Embeddings work because they solve the right problem. Raw text is discrete and categorical. Meaning is continuous and relational. Translating text into geometry creates a space where the distance between points can encode semantic proximity, where directions can encode consistent relationships, and where arithmetic on concepts produces meaningful results.

The numbers themselves are arbitrary. What matters is the structure of the space they create. That structure is not designed by hand. It’s learned from the statistical regularities of enormous amounts of human-generated content, which means it reflects the structure of meaning as humans actually use it, including all the ambiguities and cultural biases that come with that.

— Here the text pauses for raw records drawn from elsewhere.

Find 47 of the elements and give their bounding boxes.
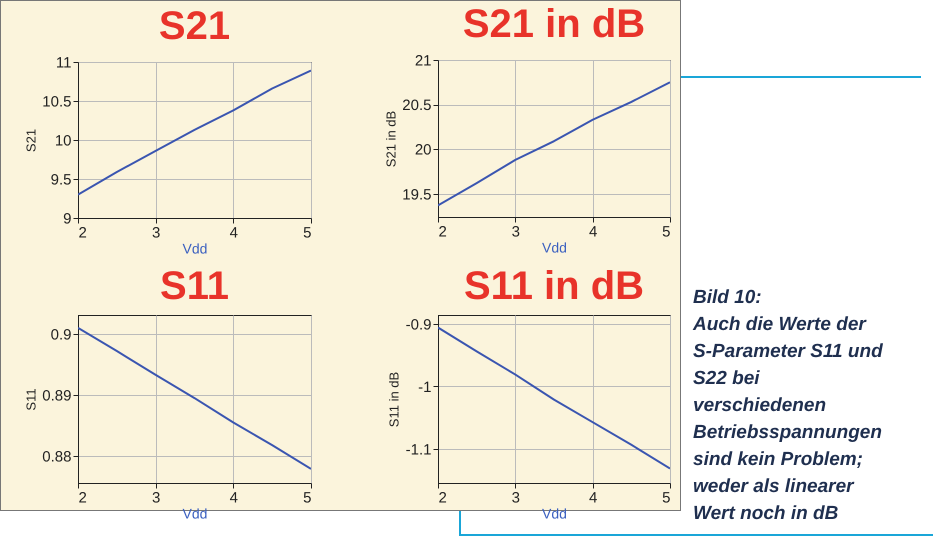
x-tick-label: 4 <box>588 490 598 506</box>
y-axis-title: S21 in dB <box>383 110 398 168</box>
y-tick-label: 10.5 <box>42 94 72 110</box>
chart-title: S11 <box>160 264 229 308</box>
x-tick-label: 3 <box>152 224 160 242</box>
y-tick-label: 20 <box>414 142 432 159</box>
y-tick-label: 11 <box>56 54 72 72</box>
y-axis-title: S21 <box>23 128 38 152</box>
y-tick-label: -0.9 <box>406 316 432 334</box>
x-axis-title: Vdd <box>182 240 208 256</box>
x-tick-label: 2 <box>78 224 87 242</box>
line-series <box>438 81 670 206</box>
x-tick-label: 4 <box>588 224 598 240</box>
x-tick-label: 4 <box>230 224 238 242</box>
x-tick-label: 2 <box>438 224 447 240</box>
y-tick-label: 0.88 <box>42 448 72 466</box>
y-tick-label: 19.5 <box>402 186 432 204</box>
text: Auch die Werte der S-Parameter S11 und S22 bei verschiedenen Betriebsspannungen sind kein Problem; weder als linearer Wert noch in dB <box>693 313 884 526</box>
y-tick-label: 10 <box>54 132 72 150</box>
x-tick-label: 5 <box>662 490 670 506</box>
chart-title: S21 in dB <box>462 2 646 46</box>
x-tick-label: 2 <box>78 490 87 506</box>
y-tick-label: 0.9 <box>50 326 72 344</box>
text: Bild 10: <box>693 286 763 310</box>
x-tick-label: 4 <box>230 490 238 506</box>
y-axis-title: S11 <box>23 388 38 411</box>
y-tick-label: 9.5 <box>50 172 72 188</box>
x-tick-label: 3 <box>512 224 520 240</box>
chart-title: S11 in dB <box>464 264 644 308</box>
chart-title: S21 <box>158 4 230 48</box>
y-tick-label: 21 <box>414 52 432 70</box>
y-tick-label: -1.1 <box>406 442 432 459</box>
y-tick-label: 20.5 <box>402 97 432 114</box>
y-tick-label: 0.89 <box>42 388 72 405</box>
y-tick-label: 9 <box>63 210 72 228</box>
line-series <box>78 326 311 470</box>
y-tick-label: -1 <box>418 378 432 396</box>
line-series <box>78 70 311 196</box>
x-tick-label: 3 <box>152 490 160 506</box>
x-tick-label: 5 <box>303 224 312 242</box>
x-axis-title: Vdd <box>542 240 567 256</box>
x-tick-label: 5 <box>662 224 670 240</box>
x-tick-label: 5 <box>303 490 312 506</box>
x-tick-label: 2 <box>438 490 447 506</box>
line-series <box>438 326 670 470</box>
y-axis-title: S11 in dB <box>386 372 402 428</box>
x-tick-label: 3 <box>512 490 520 506</box>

The reason embeddings generalize well is that language is not random. Words that appear in similar contexts carry related meanings. Images with similar visual statistics depict related things. The world has structure, and enough exposure to that structure lets a model learn coordinates that reflect it.

When you use cosine similarity to find related documents, you’re not doing a clever keyword trick. You’re navigating a learned map of meaning, one where proximity was earned through millions of examples. The coordinates are just numbers. The geometry they form is something more interesting.